Dans l’après-midi de cette même journée débutait le « programme numérique » proprement dit. Pendant trois jours se sont succédé de très nombreuses vidéos, retraçant d’une part l’événement historique de la libération, et abordant d’autre part la délicate question de l’avenir du travail de mémoire. Au fil des heures, nous avons ainsi découvert différents documentaires, portraits de déportés et messages et récits personnels de survivants et libérateurs. La parole a aussi été laissée aux directeurs de mémoriaux, à des collégiens, jeunes adultes et descendants de déportés.
La journée du samedi 1er mai a été l’occasion pour le CID de remettre le prix d’études Stanislav-Zámečník – cette année attribué à Johannes Meerwald pour son mémoire de Master « Les déportés espagnols dans le système concentrationnaire de Dachau (1940-1945). Déportation, emprisonnement en camp de concentration, conséquences » – ainsi que le prix général André Delpech – quant à lui décerné à Dee Eberhart, vétéran de la 42e division d’infanterie « Rainbow » de l’armée américaine, et libérateur du camp de Dachau.
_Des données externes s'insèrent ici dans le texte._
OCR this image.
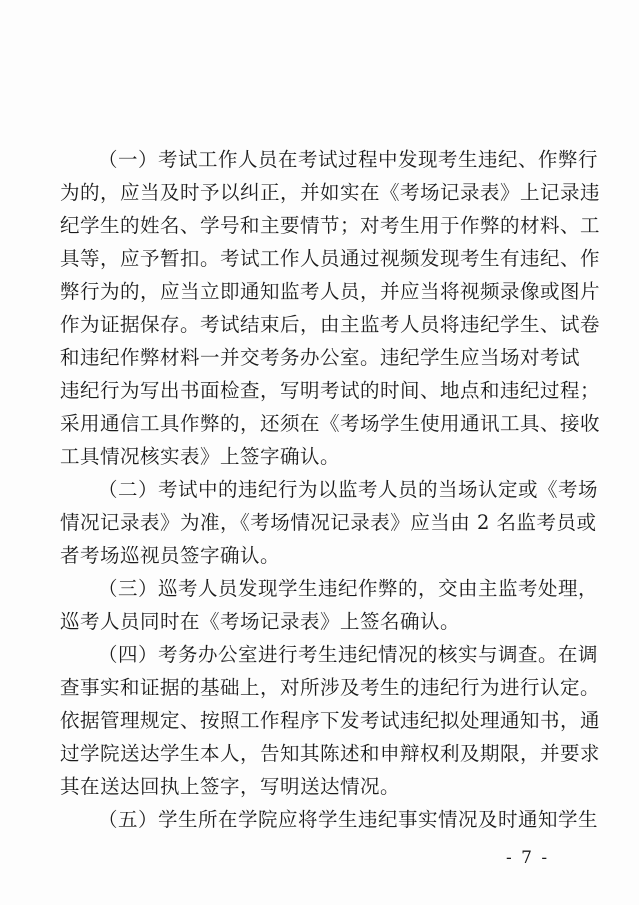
（一）考试工作人员在考试过程中发现考生违纪、作弊行
为的，应当及时予以纠正，并如实在《考场记录表》上记录违
纪学生的姓名、学号和主要情节；对考生用于作弊的材料、工
具等，应予暂扣。考试工作人员通过视频发现考生有违纪、作
弊行为的，应当立即通知监考人员，并应当将视频录像或图片
作为证据保存。考试结束后，由主监考人员将违纪学生、试卷
和违纪作弊材料一并交考务办公室。违纪学生应当场对考试
违纪行为写出书面检查，写明考试的时间、地点和违纪过程；
采用通信工具作弊的，还须在《考场学生使用通讯工具、接收
工具情况核实表》上签字确认。
（二）考试中的违纪行为以监考人员的当场认定或《考场
情况记录表》为准，《考场情况记录表》应当由 2 名监考员或
者考场巡视员签字确认。
（三）巡考人员发现学生违纪作弊的，交由主监考处理，
巡考人员同时在《考场记录表》上签名确认。
（四）考务办公室进行考生违纪情况的核实与调查。在调
查事实和证据的基础上，对所涉及考生的违纪行为进行认定。
依据管理规定、按照工作程序下发考试违纪拟处理通知书，通
过学院送达学生本人，告知其陈述和申辩权利及期限，并要求
其在送达回执上签字，写明送达情况。
（五）学生所在学院应将学生违纪事实情况及时通知学生
- 7 -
Enfin, le dimanche 2 mai n’a pas dérogé à la tradition : ce jour-là affichait au programme les retransmissions des offices religieux, suivis un peu plus tard dans la matinée de la cérémonie principale, rendant hommage aux victimes du camp de Dachau et commémorant le 76e anniversaire de la libération au travers des discours de Gabriele Hammermann (directrice du Mémorial de Dachau), Monika Grütters (ministre d’État auprès de la Chancelière et déléguée du gouvernement fédéral à la culture et aux médias), Michael Piazolo (ministre bavarois de l’éducation et de la culture), Jean-Michel Thomas (président du Comité International de Dachau), Karl Freller (directeur de la Fondation des Mémoriaux bavarois et 1er vice-président du parlement bavarois), Hilbert Margol (libérateur), Elly Gotz (déporté), Abba Naor (déporté) et Leslie Rosenthal (déporté). La journée s’est terminée en début d’après-midi par une cérémonie à l’ancien champ de tir SS d’Hebertshausen, où furent assassinés plus de 4 000 prisonniers de guerre soviétiques.
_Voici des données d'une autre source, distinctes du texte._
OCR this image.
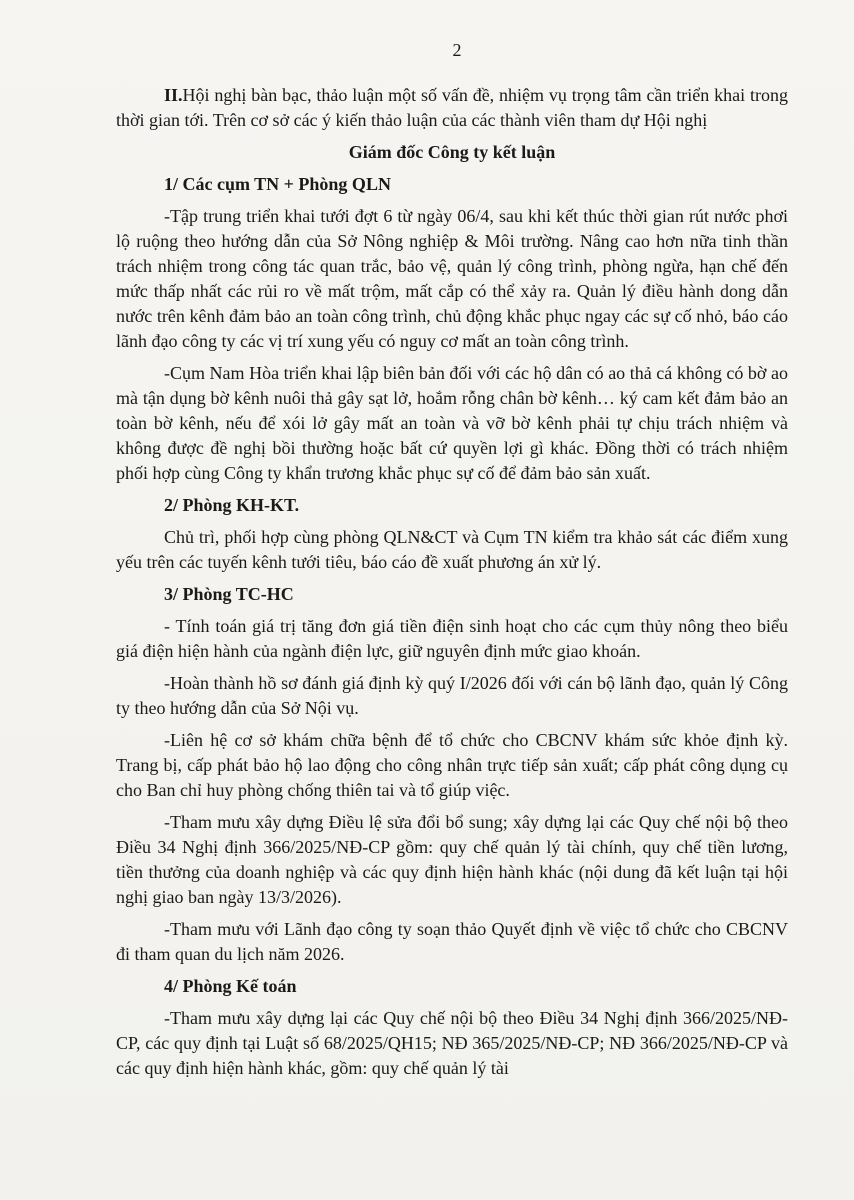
2

II.Hội nghị bàn bạc, thảo luận một số vấn đề, nhiệm vụ trọng tâm cần triển khai trong thời gian tới. Trên cơ sở các ý kiến thảo luận của các thành viên tham dự Hội nghị

Giám đốc Công ty kết luận
1/ Các cụm TN + Phòng QLN

-Tập trung triển khai tưới đợt 6 từ ngày 06/4, sau khi kết thúc thời gian rút nước phơi lộ ruộng theo hướng dẫn của Sở Nông nghiệp & Môi trường. Nâng cao hơn nữa tinh thần trách nhiệm trong công tác quan trắc, bảo vệ, quản lý công trình, phòng ngừa, hạn chế đến mức thấp nhất các rủi ro về mất trộm, mất cắp có thể xảy ra. Quản lý điều hành dong dẫn nước trên kênh đảm bảo an toàn công trình, chủ động khắc phục ngay các sự cố nhỏ, báo cáo lãnh đạo công ty các vị trí xung yếu có nguy cơ mất an toàn công trình.

-Cụm Nam Hòa triển khai lập biên bản đối với các hộ dân có ao thả cá không có bờ ao mà tận dụng bờ kênh nuôi thả gây sạt lở, hoắm rỗng chân bờ kênh… ký cam kết đảm bảo an toàn bờ kênh, nếu để xói lở gây mất an toàn và vỡ bờ kênh phải tự chịu trách nhiệm và không được đề nghị bồi thường hoặc bất cứ quyền lợi gì khác. Đồng thời có trách nhiệm phối hợp cùng Công ty khẩn trương khắc phục sự cố để đảm bảo sản xuất.

2/ Phòng KH-KT.

Chủ trì, phối hợp cùng phòng QLN&CT và Cụm TN kiểm tra khảo sát các điểm xung yếu trên các tuyến kênh tưới tiêu, báo cáo đề xuất phương án xử lý.

3/ Phòng TC-HC

- Tính toán giá trị tăng đơn giá tiền điện sinh hoạt cho các cụm thủy nông theo biểu giá điện hiện hành của ngành điện lực, giữ nguyên định mức giao khoán.

-Hoàn thành hồ sơ đánh giá định kỳ quý I/2026 đối với cán bộ lãnh đạo, quản lý Công ty theo hướng dẫn của Sở Nội vụ.

-Liên hệ cơ sở khám chữa bệnh để tổ chức cho CBCNV khám sức khỏe định kỳ. Trang bị, cấp phát bảo hộ lao động cho công nhân trực tiếp sản xuất; cấp phát công dụng cụ cho Ban chỉ huy phòng chống thiên tai và tổ giúp việc.

-Tham mưu xây dựng Điều lệ sửa đổi bổ sung; xây dựng lại các Quy chế nội bộ theo Điều 34 Nghị định 366/2025/NĐ-CP gồm: quy chế quản lý tài chính, quy chế tiền lương, tiền thưởng của doanh nghiệp và các quy định hiện hành khác (nội dung đã kết luận tại hội nghị giao ban ngày 13/3/2026).

-Tham mưu với Lãnh đạo công ty soạn thảo Quyết định về việc tổ chức cho CBCNV đi tham quan du lịch năm 2026.

4/ Phòng Kế toán

-Tham mưu xây dựng lại các Quy chế nội bộ theo Điều 34 Nghị định 366/2025/NĐ-CP, các quy định tại Luật số 68/2025/QH15; NĐ 365/2025/NĐ-CP; NĐ 366/2025/NĐ-CP và các quy định hiện hành khác, gồm: quy chế quản lý tài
À défaut de pouvoir vous retranscrire l’intégralité des vidéos mises en ligne, le programme étant très riche, nous vous présentons ci-après quelques morceaux choisis. Dans notre bulletin n°751 paru en 2020, nous vous proposions les textes de Guy-Pierre Gautier et Pierre Rolinet, tous deux survivants de Dachau. Cette année, nous rendons hommage à un troisième déporté français, Yves Meyer, en publiant ici son message. Par ailleurs, nous avons souhaité illustrer le point de vue des libérateurs et avons sélectionné l’intervention de Dee Eberhart, qui était à l’honneur cette année. Comme le veut la tradition, vous pourrez aussi lire ci-après l’allocution prononcée lors de la cérémonie principale par Jean-Michel Thomas, Président du Comité International de Dachau, membre de notre Amicale et enfant de déporté. Enfin, vous trouverez dans la rubrique « Histoire » de notre bulletin n°755 un aperçu du documentaire « L’heure H de la libération », diffusé le 29 avril sur le site Web du Mémorial de Dachau.
Alicia GENIN
Message d’Yves Meyer, survivant de Dachau
Bonjour à tous, je m’appelle Yves Meyer. Je communique mes souvenirs depuis mon appartement, dont la vue sur le Mont-Valérien me rappelle chaque jour les 1000 fusillés de la Résistance française. Matricule 76569 à Dachau, arrêté par la Gestapo en Normandie trois jours avant le débarquement allié à la suite de l’infiltration d’un agent double d’une autre organisation, j’étais le responsable des maquis de la Région A pour les MUR (Mouvements unis de la Résistance).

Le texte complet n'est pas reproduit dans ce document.